По свидетельству Ремизова, еще летом 1904 г., в один из своих приездов в Москву, к родственникам он взял дневник своей матери — Марии Александровны Найденовой, которая к этому времени была очень больной, немощной и совершенно отрешенной от жизни (См.: На вечерней заре. II. S. 261). Дневник Марии Александровны, запечатлевший поворотные события в ее судьбе, лег в основу рассказа. Молодость матери, выпускницы, как и героиня рассказа, немецкой школы, была связана с московским Богородским кружком нигилистически настроенной молодежи (подобно ‘Сокольническому’ кружку в романе Лескова ‘Некуда’). Среди других членов кружка оказался художник, с которым молодая девушка готова была навсегда связать свою жизнь. Но взаимная любовь была разрушена невозможностью для избранника оставить семью. Глубокое разочарование круто изменило отношение Марии Александровны к жизни, которую с этого времени она проживала, словно ‘назло’. Так, вопреки истинному чувству, она вышла замуж за известного московского галантерейщика Михаила Алексеевича Ремизова. Преданность мужа не смогла удержать Марию Александровну, и однажды, без видимых на то причин, она забирает своих троих сыновей и возвращается в отчий дом, где всем им приходится примиряться с унизительным положением ‘бедных родственников’, находящихся под опекунством преуспевающих старших братьев Найденовых. Подр. о судьбе М. А. Найденовой см.: Кодрянская. С. 67—68, 77—78 Скрытые аллюзии, относящиеся к творчеству Лескова, задали необычный для творчества Ремизова 1910 гг. московский топос рассказа (Ср. с многочисленным упоминанием московских святынь и колоколов в романе ‘Некуда’).
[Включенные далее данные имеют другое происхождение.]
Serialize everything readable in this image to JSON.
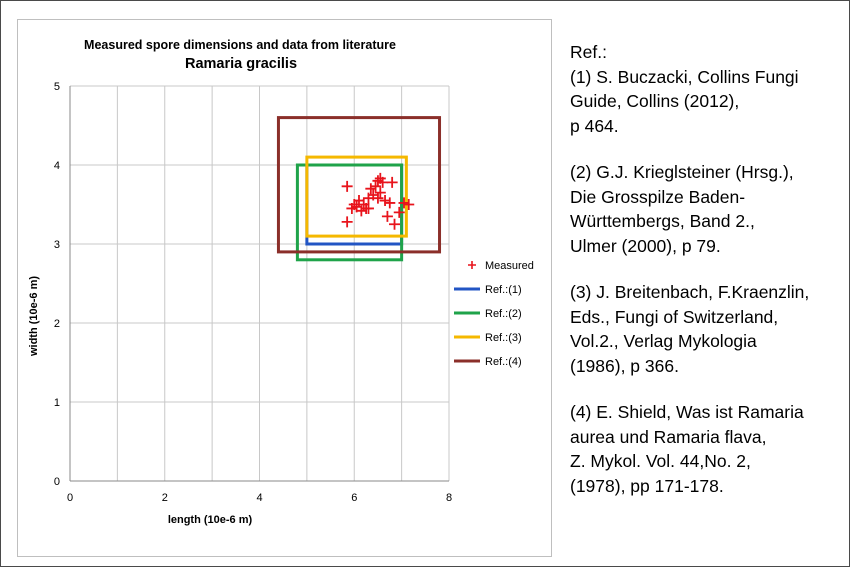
{
  "references": {
    "heading": "Ref.:",
    "items": [
      "(1) S. Buczacki, Collins Fungi\nGuide, Collins (2012),\np 464.",
      "(2) G.J. Kriegl­steiner (Hrsg.),\nDie Grosspilze Baden-\nWürttembergs, Band 2.,\nUlmer (2000), p 79.",
      "(3) J. Breitenbach, F.Kraenzlin,\nEds., Fungi of Switzerland,\nVol.2., Verlag Mykologia\n(1986), p 366.",
      "(4) E. Shield, Was ist Ramaria\naurea und Ramaria flava,\nZ. Mykol. Vol. 44,No. 2,\n(1978), pp 171-178."
    ]
  },
  "chart_data": {
    "type": "scatter",
    "title": "Measured spore dimensions and data from literature",
    "subtitle": "Ramaria gracilis",
    "xlabel": "length (10e-6 m)",
    "ylabel": "width (10e-6 m)",
    "xlim": [
      0,
      8
    ],
    "ylim": [
      0,
      5
    ],
    "xticks": [
      0,
      2,
      4,
      6,
      8
    ],
    "yticks": [
      0,
      1,
      2,
      3,
      4,
      5
    ],
    "grid": true,
    "legend_position": "right",
    "measured": {
      "name": "Measured",
      "color": "#e8141c",
      "marker": "plus",
      "points": [
        [
          5.85,
          3.73
        ],
        [
          5.85,
          3.28
        ],
        [
          5.95,
          3.45
        ],
        [
          6.0,
          3.5
        ],
        [
          6.05,
          3.47
        ],
        [
          6.1,
          3.55
        ],
        [
          6.15,
          3.42
        ],
        [
          6.2,
          3.5
        ],
        [
          6.25,
          3.45
        ],
        [
          6.3,
          3.58
        ],
        [
          6.35,
          3.7
        ],
        [
          6.4,
          3.62
        ],
        [
          6.45,
          3.73
        ],
        [
          6.5,
          3.8
        ],
        [
          6.55,
          3.83
        ],
        [
          6.6,
          3.78
        ],
        [
          6.5,
          3.58
        ],
        [
          6.65,
          3.55
        ],
        [
          6.7,
          3.35
        ],
        [
          6.75,
          3.52
        ],
        [
          6.8,
          3.78
        ],
        [
          6.85,
          3.25
        ],
        [
          6.95,
          3.4
        ],
        [
          7.05,
          3.52
        ],
        [
          7.15,
          3.5
        ],
        [
          6.3,
          3.45
        ],
        [
          6.55,
          3.65
        ]
      ]
    },
    "references": [
      {
        "name": "Ref.:(1)",
        "color": "#2255c4",
        "x": [
          5.0,
          7.0
        ],
        "y": [
          3.0,
          4.0
        ]
      },
      {
        "name": "Ref.:(2)",
        "color": "#1fa34a",
        "x": [
          4.8,
          7.0
        ],
        "y": [
          2.8,
          4.0
        ]
      },
      {
        "name": "Ref.:(3)",
        "color": "#f5b800",
        "x": [
          5.0,
          7.1
        ],
        "y": [
          3.1,
          4.1
        ]
      },
      {
        "name": "Ref.:(4)",
        "color": "#8b2f2a",
        "x": [
          4.4,
          7.8
        ],
        "y": [
          2.9,
          4.6
        ]
      }
    ]
  }
}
Иван Великий — архитектурный ансамбль московского Кремля (1505—1600), объединяющий церковь, колокольни и дозорную башню Звон Ивановской колокольни имел особую мелодию и назывался ‘красным звоном’.
…ударят в Успенском — Успенский собор в Кремле, построен при Иване III в. (1475—1479) Аристотелем Фиораванти.
…звон у Симонова… — имеются в виду колокола Симонова монастыря (конец XIV — конец XVII) — некогда мощной крепости, служившей для защиты Москвы с юго-востока от набегов татар.
…у Семена Столпника… — церковь Симеона Столпника за Яузой, по преданию построенная Борисом Годуновым в память о дне своего венчания на царство (1 сентября 1598 г.).
…у Сергия в Рогожской… — имеется в виду церковь преподобного Сергия Радонежского (1796—1818) в Рогожской заставе.
…у Мартына Исповедника.. — церковь Мартина Исповедника в Таганке, в Алексеевской новой слободе (1791—1801).
…у Воскресения в Гончарах — подразумевается церковь Воскресения Христа в Гончарной слободе, находившаяся на левом берегу Яузы, на Таганском холме.
…на Хиве в переулок… — Хива — московская улица, известная с XVIII в. (ныне Добровольческая), происхождение названия которой имеет две версии: по стоявшему там двору, где останавливались купцы и послы из ханства Хива (древний Хорезм), или по расположенному там же кабаку ‘Хива’.
Красная горка — народный праздник, приходящийся на первую неделю после Пасхи (Фомину неделю), который связан, с одной стороны, с поминовением родителей, с другой — с свадебными обрядами.
…подал весть есак… все колокола звонят… немчин, годунов, широкий, глухой, карнаухий, пере спор, сокол, медведьмосковский звон. — Перечисляются народные названия московских колоколов, каждый из которых имел свой звук и мелодию.
Покров — здесь: икона Покрова Божьей Матери.
…читает по утрам Московский Листок — ежедневная политико-литературная, общественная газета, издававшаяся в Москве с 1901 по 1916.
‘Искони бе Слово, И Слово бе от Бога, и Бог бе Слово. Се бе искони от Бога…’ — начало Евангелия от Иоанна: ‘В начале было Слово, и Слово было у Бога, и Слово было Бог’.

————————————————————————-

Источник текста: Ремизов А.М. Собрание сочинений. М.: Русская книга, 2000. Том 3. Оказион. С. 440—453.